El llamado a armarse, la guerrificación del lenguaje que recorre hoy por hoy nuestras redes (virtuales y presenciales), está dentro de ese tipo de certeza. Estemos o no implicados, hoy la interpelación ideológica pasa por el llamado a tomar posición, e  identificar al enemigo. No es sorprendente escuchar este tipo de interpelación en los lugares más diversos. Como si de repente, la fragilidad a la que nos expuso la pandemia, la amenaza que significó y, al mismo tiempo, el lenguaje que se edificó para “combatirla”, nos situara en pie de guerra. No solo en el “mercado de las vanidades” en el que decantan nuestras redes sociales, sino en el mercado de los saberes que estructuran y disputan los derroteros de lo humano (post-trans-incluso ya no-humano). En cada aula, en cada pequeño nicho, en cada pequeña e ínfima comunidad, se arma una causa, se declara la guerra y se arman pequeños ejércitos a la caza de reclutas. Así, todas las disciplinas devienen reaccionarias y así como las neurosis (hablando de guerras) son la mejor defensa contra la angustia que produce la extrema fragilidad de lo vivo, nuestras guerras  defensivas nos obligan a responder allí donde nadie nos ha atacado, y a atacar allí donde no tenemos ninguna disputa. Una máquina de generar enemigos.
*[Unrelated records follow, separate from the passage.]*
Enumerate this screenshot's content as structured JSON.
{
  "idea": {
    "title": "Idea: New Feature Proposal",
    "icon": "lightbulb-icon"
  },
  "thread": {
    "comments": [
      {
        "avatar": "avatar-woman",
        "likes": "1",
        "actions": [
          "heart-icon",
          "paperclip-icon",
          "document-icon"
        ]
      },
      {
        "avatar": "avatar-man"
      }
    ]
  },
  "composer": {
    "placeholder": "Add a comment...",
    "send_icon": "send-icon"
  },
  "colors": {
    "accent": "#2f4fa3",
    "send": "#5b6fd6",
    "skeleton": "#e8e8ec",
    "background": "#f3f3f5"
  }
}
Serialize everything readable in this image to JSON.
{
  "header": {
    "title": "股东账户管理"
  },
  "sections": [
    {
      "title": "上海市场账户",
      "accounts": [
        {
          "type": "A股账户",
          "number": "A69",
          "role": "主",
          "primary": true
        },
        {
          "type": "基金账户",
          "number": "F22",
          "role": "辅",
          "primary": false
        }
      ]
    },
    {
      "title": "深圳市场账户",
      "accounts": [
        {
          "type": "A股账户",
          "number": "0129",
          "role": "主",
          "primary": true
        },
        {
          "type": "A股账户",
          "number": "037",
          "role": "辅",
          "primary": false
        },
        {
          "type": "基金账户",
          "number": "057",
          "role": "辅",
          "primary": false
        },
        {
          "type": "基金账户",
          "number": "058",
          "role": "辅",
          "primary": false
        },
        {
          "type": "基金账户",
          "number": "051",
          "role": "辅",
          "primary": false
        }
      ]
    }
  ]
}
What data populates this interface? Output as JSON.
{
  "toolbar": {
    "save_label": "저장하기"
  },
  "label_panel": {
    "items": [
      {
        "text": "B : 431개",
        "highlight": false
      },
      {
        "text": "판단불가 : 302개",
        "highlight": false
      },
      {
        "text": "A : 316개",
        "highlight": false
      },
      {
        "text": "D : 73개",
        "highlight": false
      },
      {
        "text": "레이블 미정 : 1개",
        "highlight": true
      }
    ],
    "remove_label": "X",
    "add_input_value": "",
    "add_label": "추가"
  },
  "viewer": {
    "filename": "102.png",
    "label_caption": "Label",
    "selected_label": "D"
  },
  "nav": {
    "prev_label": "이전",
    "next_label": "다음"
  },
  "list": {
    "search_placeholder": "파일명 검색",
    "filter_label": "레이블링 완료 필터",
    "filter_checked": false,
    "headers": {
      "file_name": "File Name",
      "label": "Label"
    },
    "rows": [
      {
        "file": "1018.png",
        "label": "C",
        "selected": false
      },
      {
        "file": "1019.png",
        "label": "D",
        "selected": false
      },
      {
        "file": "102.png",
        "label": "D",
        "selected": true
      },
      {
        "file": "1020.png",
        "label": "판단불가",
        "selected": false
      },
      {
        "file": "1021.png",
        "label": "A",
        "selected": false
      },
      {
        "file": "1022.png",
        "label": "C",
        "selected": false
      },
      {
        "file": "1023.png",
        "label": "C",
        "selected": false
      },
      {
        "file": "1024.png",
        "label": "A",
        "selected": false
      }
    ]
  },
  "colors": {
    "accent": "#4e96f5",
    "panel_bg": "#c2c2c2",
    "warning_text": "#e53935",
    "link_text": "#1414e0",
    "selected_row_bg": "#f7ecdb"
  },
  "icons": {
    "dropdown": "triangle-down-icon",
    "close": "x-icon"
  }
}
Frente al avance de la variante guerrificada del discurso bélico, no está de más recordar la premisa que en los años 70 lanzaban desde la revista Literal: “intrigar, conspirar, no dar el golpe”; lo que supone ya de entrada un giro al discurso bélico que no implica la total desarticulación del conflicto, sino “no matar la palabra, ni dejarse matar por ella”. Frente a la guerrificación, a la educación conceptual para y en la guerra, lo mejor es desobrar la teleología implícita en el lenguaje bélico repleto de ganadores y perdedores, de hundidos y salvados. Desobrar, es quitarle al discurso bélico su empuje a la acción sea esta de defensa o de ataque. Implica otro tipo de operaciones más sutiles: intrigar, es decir generar algún tipo de expectativa, captar algunas atenciones pero sin consignas claras; conspirar, “hablar, dice Horacio González, es ya estar conspirando”; es decir que teniendo en cuenta el malentendido radical que supone cualquier acto comunicativo, ante la falla esencial de la comunicación, hablar, conversar, es ir acordando un lenguaje entre dos o más; finalmente, no dar el golpe, no pasar al acto, teniendo en cuenta que la guerrificación es, sobre todo eso: un empuje al sacrificio. “No matar la palabra, no dejarse matar por ella”. Un paso antes de la guerrificación, un paso antes del sacrificio, he ahí un espacio para la crítica.